Bentley EXP 15
未来のベントレーの方向性を探る存在に

ベントレーが描くデザインビジョンを具現したコンセプトカー「ベントレー EXP 15」。そのスタイリングは、20世紀初頭のグランドツアラーからインスパイアされ、それを21世紀にふさわしい形で再解釈したものだという。全長5mにおよぶ伸びやかなボディには、直立したグリル、ロングノーズボンネット、後方に配置されたキャビンなど、クラシカルなプロポーションが採用されている。
オマージュの源泉となったのは、1930年製「スピード シックス ガーニー ナッティング スポーツマン クーペ」。この名車はブルートレインレースに参加したことでも知られており、当時のベントレー会長でありベントレーボーイズの一員でもあったウルフ・バーナートが、南仏カンヌを出発した高級列車「ル・トランブルー(青列車)」よりも先にロンドンに到着したという逸話を持つ。
EXP 15は、現代的なエクステリア、先進的なライティングディテール、アクティブエアロパーツなどを組み合わせ、過去の遺産と未来のクラフトマンシップを美しく融合した。開発チームは、サステナブルと快適性を両立させながら、長い航続距離と高速充電性能を兼ね備えた、完全電動・全輪駆動のパワートレインの搭載を想定。市販化を予定したモデルではないが、ベントレー・ブランド初のフル電動モデルのデザインを予告しているという。
ベントレー のデザインディレクターを務めるロビン・ペイジは、EX 15について次のように説明を加えた。
「コンセプトカーは、新たなデザインを提案できるだけでなく、市場の方向性を探ることができます。現在、SUV市場が拡大しているのは明らかです。GT市場に関しては、4世代にわたるコンチネンタル GTの展開を通じて、私たちはその本質を深く掴んでいると自負しています」
「しかし、最も難しいのはセダン市場です。嗜好が分化し、変化が著しく、従来型の“3ボックス構成”を好む顧客もいれば、“ワンボックス”デザインを求める方もいます。さらに、より洗練された高級志向の形を追求する声もあります。だからこそ、私たちにとってこのコンセプトは、人々の声に耳を傾け、感じ取るための絶好の機会と言えるでしょう」
3シート/3ドアレイアウトを採用

インテリアにも、先進的なデザインアプローチが貫かれた。設計には仮想現実(VR)ソフトウェアが用いられ、カスタマーは様々なトリムや仕上がりを視覚的・体験的に確認することが可能だという。これにより、シートやダッシュボード、ステアリングホイール、各種スイッチやダイヤルといった物理的なインテリアコンポーネントに加え、パッセンジャーの気分に合わせて変化するデジタル要素が、空間全体へとシームレスに調和している。

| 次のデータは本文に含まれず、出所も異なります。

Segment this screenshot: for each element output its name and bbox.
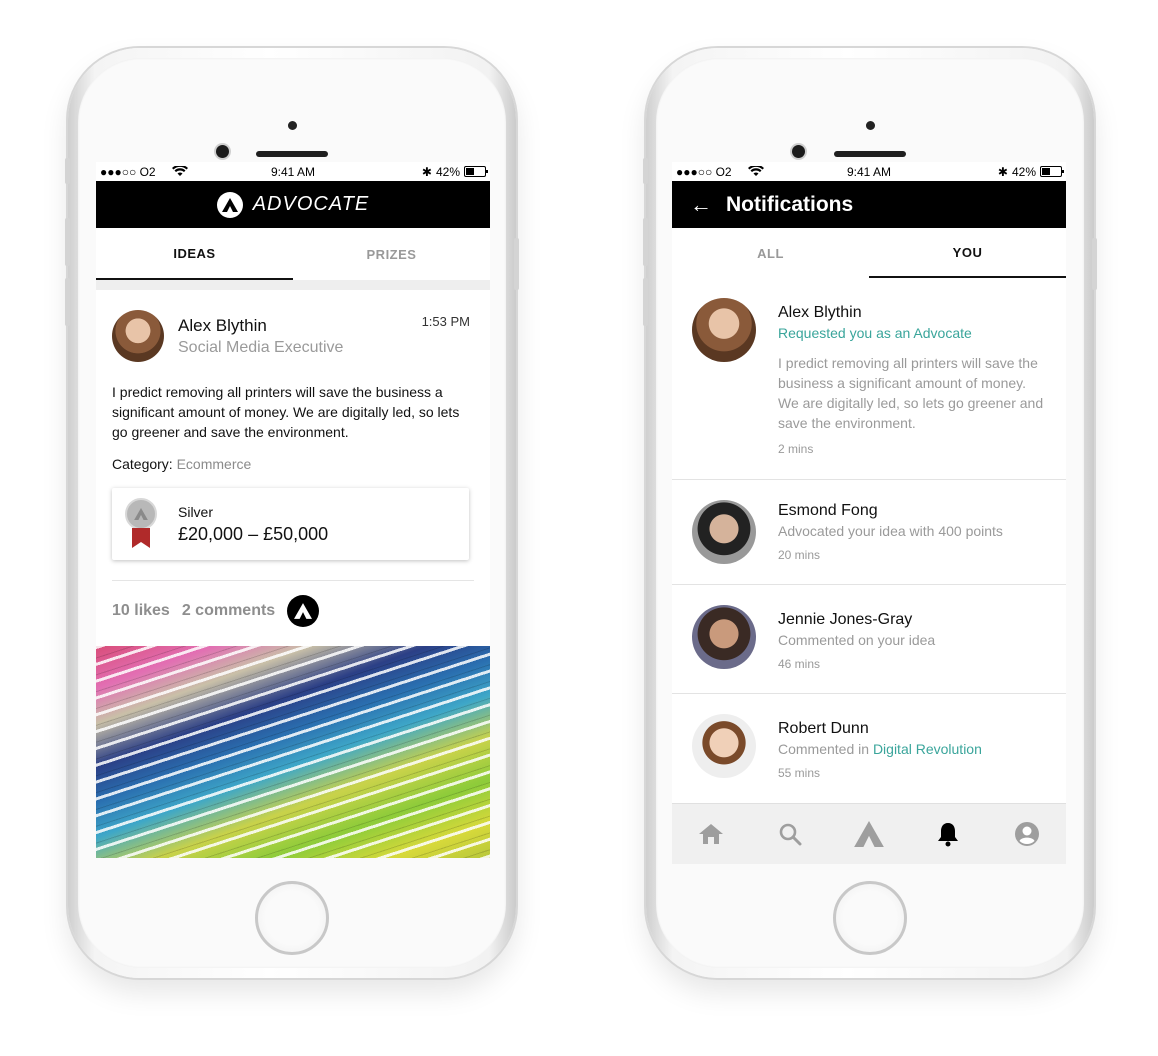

EXP 15では、従来の4シート/5シート、4ドア/5ドアとは一線を画す、3シート/3ドアというユニークなパッケージングを採用した。この独自のレイアウトは、ドライバーやパッセンジャーに特別なドライビング空間を提供するだけでなく、荷物やペットのための工夫を凝らした収納スペースが車内に組み込まれた。快適性と機能性を高度に両立し、リヤのラゲッジスペースは停車時にピクニックシートとしても使用することができる。
助手席は、パッセンジャーの気分やニーズに応じて複数のポジションへと移動可能。例えば、「コ・パイロットモード」では運転席の隣に前方配置され、「スタンダードモード」では後部座席の手前にスライド、「リラックスモード」ではリクライニングして使用できる。「スタンダードモード」と「リラックスモード」では、広大なレッグルームが生まれ、コンチェルティーナ式床下収納システムによって、フットレストが床へ折りたたまれ、ペットや手荷物用スペースとしても活用できる。
素材選定には、ベントレーらしい美意識を反映。伝統やクラフトマンシップ、サステナブルを重視しながらも、未来的で先進的であることも追求された。例えば、250年以上の歴史を持ち、有刺植物を防ぐ布の発明でも知られる英国フォックス・ブラザーズ社による100%ウールのファブリックを導入。インテリアに濃淡を持ったグラデーション効果をもたらし、軽量な3Dプリント製チタンパーツと美しく調和している。